Someones knowledge of guitar companies spelling determines what amps you can own. Really smart people can own things like Framus because they sound like they might be spelled with a "y" but they aren't.
#15
i think guitarists today abuse it. if you truly want to understand start with the crusade by josh urban it all comes down to this if you don't you are doomed to the land of ignorance like 3/4 of this website

sorry for the evilism

you should start music then guitar not vice versa
#16
Hi, ive been trying to make a little table as follows:

Major Diatonic Chords


A Bm C#m D E F#m G#dim
B C#m D#m E F# G#m A#dim
C Dm Em F G Am Bdim
D Em F#m G A Bm C#dim
E F#m G#m A B C#m D#dim
F Gm Am Bb C Dm Edim
G Am Bm C D Em F#dim

Minor Chords
-from the (ascending version of the) melodic minor, and the aeolian (natural) minor scale


Am Bdim/m C/aug Dm/M Em/M F/#dim G/#dim
Bm C#dim/#m D/aug Em/M F#m/#M G/#dim A/#dim
Cm Ddim/m E/aug Fm/M Gm/M A/#dim B/#dim
Dm Edim/m F Gm/M Am/M Bb/dim C/#dim
Em F#dim/#m G/aug Am/M Bm/M C/#dim D/#dim
Fm Gdim/m Ab/b#aug Bbm/bM C#m/#M D#/#dim E/dim
Gm Adim/m Bb/baug Cm/M Dm/M Eb/#dim F/#dim

I thnik the minor part is wrong in places.
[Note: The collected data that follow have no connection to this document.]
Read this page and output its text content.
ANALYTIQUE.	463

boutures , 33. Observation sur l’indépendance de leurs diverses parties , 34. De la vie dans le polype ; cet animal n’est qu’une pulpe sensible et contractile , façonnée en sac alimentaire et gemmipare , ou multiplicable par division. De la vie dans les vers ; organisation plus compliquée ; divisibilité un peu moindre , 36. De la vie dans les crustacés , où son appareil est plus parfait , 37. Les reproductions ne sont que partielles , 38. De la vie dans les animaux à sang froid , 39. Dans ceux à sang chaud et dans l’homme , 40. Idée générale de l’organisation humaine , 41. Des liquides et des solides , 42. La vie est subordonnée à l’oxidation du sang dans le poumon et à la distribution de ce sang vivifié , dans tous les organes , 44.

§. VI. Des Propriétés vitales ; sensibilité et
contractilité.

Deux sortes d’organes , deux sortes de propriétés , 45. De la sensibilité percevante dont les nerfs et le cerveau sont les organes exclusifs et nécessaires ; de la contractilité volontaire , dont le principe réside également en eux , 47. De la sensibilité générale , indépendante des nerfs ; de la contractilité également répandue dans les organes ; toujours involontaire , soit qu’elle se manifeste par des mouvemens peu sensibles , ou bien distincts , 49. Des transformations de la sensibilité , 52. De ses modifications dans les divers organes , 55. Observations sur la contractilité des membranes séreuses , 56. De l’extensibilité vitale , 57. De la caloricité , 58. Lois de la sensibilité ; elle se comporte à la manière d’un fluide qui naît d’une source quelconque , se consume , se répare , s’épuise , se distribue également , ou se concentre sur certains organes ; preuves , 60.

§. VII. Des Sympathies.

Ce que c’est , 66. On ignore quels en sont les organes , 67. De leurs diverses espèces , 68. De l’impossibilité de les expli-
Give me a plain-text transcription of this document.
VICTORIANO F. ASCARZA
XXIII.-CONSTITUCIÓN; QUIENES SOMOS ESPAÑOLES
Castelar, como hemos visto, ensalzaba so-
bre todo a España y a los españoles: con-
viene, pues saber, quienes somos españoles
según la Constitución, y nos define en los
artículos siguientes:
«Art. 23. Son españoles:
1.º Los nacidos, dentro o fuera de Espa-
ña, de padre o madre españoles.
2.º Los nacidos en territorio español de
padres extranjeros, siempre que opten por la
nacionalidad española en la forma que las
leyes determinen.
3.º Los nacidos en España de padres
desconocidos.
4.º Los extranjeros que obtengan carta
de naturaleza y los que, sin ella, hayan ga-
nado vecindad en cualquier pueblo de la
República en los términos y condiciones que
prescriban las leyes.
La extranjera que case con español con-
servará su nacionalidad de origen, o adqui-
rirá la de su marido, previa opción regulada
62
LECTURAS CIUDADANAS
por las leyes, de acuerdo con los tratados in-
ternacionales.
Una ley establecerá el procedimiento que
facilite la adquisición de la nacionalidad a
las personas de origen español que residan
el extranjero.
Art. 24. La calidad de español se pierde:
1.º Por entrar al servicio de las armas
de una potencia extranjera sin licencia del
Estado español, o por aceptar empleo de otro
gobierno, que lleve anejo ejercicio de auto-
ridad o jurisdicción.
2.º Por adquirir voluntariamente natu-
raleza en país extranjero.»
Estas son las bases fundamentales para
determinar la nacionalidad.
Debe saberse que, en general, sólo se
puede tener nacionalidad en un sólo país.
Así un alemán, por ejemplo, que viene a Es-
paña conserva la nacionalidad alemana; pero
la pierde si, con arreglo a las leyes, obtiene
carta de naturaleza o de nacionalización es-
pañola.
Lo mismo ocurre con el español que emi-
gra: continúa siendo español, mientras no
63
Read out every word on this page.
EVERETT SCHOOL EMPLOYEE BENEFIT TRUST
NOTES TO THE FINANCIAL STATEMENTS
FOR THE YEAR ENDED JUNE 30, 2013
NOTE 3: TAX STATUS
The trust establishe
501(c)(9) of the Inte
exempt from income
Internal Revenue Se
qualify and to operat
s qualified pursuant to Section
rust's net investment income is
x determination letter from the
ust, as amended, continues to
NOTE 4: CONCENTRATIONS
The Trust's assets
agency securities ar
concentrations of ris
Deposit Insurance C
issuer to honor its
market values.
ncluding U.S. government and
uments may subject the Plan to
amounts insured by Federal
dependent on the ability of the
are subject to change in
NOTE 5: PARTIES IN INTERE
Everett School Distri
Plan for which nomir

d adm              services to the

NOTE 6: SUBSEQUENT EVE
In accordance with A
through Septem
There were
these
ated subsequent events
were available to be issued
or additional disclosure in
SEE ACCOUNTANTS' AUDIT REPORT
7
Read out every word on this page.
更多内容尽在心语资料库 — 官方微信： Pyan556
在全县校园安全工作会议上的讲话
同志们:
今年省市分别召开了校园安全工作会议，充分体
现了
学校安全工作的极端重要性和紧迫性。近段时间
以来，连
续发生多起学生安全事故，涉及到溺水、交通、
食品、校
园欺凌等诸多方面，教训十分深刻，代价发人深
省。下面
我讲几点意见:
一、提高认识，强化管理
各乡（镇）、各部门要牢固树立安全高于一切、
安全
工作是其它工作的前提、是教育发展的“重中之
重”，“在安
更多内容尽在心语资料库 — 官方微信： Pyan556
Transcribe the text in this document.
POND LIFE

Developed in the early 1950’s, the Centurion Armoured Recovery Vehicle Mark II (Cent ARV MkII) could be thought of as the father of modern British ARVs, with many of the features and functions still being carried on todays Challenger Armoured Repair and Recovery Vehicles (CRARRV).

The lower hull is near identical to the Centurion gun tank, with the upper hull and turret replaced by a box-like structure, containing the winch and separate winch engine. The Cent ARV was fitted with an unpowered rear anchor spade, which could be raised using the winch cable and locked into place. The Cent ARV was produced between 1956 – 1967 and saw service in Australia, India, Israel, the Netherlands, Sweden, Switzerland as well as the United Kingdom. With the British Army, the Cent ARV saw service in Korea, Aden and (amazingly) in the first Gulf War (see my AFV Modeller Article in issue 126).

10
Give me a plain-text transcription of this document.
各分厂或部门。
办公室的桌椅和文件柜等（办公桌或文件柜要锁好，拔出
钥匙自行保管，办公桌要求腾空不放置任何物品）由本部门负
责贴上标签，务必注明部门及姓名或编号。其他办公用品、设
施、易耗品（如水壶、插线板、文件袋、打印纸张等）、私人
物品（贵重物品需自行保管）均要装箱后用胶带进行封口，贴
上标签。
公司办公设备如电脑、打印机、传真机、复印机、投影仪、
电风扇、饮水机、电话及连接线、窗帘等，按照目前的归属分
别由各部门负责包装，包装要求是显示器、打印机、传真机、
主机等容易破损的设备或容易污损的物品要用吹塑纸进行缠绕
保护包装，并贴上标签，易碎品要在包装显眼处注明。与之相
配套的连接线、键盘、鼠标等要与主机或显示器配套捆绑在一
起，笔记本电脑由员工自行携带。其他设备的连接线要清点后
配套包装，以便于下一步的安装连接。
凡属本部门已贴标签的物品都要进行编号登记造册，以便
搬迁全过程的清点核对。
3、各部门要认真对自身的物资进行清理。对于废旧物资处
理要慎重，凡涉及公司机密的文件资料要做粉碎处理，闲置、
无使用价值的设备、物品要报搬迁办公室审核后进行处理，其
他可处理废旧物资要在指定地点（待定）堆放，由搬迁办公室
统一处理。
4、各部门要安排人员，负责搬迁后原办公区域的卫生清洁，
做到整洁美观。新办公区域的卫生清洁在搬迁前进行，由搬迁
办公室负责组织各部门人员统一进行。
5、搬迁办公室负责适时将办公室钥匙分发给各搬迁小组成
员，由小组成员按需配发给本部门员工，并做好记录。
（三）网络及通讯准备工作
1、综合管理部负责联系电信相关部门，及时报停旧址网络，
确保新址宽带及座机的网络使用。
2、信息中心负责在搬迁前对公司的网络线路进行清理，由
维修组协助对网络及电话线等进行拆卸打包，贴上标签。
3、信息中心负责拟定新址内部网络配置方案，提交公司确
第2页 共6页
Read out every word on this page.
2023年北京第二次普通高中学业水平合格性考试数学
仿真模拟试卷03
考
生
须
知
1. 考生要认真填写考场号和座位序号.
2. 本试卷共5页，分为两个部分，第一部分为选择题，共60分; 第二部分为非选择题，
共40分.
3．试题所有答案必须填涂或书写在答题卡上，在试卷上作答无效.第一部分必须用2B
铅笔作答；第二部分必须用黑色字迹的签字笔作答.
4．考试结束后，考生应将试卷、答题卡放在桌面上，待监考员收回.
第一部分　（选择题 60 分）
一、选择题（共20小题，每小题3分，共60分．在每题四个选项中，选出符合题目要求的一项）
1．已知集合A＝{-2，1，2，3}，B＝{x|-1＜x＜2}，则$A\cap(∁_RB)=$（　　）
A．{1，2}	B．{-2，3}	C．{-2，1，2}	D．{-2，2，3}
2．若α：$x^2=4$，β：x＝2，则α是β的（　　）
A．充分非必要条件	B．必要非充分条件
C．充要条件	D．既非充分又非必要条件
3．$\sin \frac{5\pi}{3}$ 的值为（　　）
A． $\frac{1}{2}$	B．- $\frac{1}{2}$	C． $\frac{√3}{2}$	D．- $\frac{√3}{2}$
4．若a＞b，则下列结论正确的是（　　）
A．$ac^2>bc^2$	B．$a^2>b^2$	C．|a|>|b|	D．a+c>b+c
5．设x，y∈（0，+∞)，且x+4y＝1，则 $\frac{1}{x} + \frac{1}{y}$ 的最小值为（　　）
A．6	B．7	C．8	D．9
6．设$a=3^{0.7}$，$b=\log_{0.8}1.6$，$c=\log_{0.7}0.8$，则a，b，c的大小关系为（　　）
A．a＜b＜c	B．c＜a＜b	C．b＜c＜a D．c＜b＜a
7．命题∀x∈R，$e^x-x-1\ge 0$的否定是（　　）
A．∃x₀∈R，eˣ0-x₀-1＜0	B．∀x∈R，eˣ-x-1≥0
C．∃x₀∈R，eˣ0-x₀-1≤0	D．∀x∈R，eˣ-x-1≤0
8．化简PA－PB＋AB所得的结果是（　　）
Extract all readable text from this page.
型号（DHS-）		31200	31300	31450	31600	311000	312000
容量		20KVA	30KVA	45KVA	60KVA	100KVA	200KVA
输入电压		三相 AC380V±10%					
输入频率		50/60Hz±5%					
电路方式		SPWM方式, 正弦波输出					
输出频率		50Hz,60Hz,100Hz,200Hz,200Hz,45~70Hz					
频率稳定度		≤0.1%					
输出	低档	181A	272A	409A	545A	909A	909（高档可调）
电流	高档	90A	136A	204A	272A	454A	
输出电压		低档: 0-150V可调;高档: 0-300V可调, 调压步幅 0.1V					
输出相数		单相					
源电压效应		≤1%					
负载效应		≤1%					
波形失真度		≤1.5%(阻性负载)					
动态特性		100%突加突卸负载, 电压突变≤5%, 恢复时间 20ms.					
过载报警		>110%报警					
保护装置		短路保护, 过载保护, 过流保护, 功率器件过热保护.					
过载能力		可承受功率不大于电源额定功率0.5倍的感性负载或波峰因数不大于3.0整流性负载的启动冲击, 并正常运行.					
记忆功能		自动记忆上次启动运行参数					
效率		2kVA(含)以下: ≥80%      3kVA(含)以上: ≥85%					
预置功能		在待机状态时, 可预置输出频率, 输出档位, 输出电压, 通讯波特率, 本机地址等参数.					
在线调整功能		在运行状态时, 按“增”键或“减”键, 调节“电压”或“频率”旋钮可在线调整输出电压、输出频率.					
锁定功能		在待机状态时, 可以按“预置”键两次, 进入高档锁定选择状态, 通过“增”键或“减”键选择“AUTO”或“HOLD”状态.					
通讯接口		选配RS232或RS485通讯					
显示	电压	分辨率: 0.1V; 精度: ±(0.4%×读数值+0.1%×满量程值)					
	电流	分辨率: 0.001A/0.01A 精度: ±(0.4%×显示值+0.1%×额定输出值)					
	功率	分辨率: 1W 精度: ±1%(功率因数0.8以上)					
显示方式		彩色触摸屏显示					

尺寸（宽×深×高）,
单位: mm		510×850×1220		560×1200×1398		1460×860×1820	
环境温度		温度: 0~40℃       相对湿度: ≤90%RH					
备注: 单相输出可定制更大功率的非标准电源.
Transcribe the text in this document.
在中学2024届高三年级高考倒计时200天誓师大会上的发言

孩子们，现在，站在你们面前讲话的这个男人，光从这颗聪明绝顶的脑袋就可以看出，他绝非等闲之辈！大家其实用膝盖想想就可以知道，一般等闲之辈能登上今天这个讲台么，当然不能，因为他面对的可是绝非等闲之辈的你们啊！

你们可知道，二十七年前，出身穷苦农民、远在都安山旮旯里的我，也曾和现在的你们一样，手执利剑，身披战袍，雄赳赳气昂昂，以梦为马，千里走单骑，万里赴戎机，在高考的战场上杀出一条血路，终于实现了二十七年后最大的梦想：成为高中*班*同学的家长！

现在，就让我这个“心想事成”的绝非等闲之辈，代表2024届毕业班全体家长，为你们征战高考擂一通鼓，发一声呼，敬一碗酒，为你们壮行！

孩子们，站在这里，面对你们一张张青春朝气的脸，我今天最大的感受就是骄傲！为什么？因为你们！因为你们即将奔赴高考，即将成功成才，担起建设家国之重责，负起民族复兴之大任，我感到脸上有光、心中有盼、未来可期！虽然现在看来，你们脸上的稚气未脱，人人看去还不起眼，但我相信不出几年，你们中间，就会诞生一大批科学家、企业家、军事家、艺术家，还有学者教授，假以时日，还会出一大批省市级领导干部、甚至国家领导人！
Would some one be kind enough to put me right?

thanks, Craig.
#17
I think I see what you're doing there, craig

I don't think I've ever seen a major iv chord in a minor key. It's entirely possible though as I would expect an iv chord to have the same effect as a predominant as an IV (right?).

Also, bVI chords are almost always major in minor keys. They're used as yet another sort of predominant chord. I'm pretty sure they're always flattened (so it's bVI instead of VI).

And theres some innocent errors in there.

i think guitarists today abuse it.
Like you mean how some metal guys shred with some melodic augmented intervals (mostly the augmented second) and call it "harmonic minor?" I like to think of minor scales (therefore harmonic minor) as relating to a chord progression. So in my eyes, most guitarists don't even use the minor scale.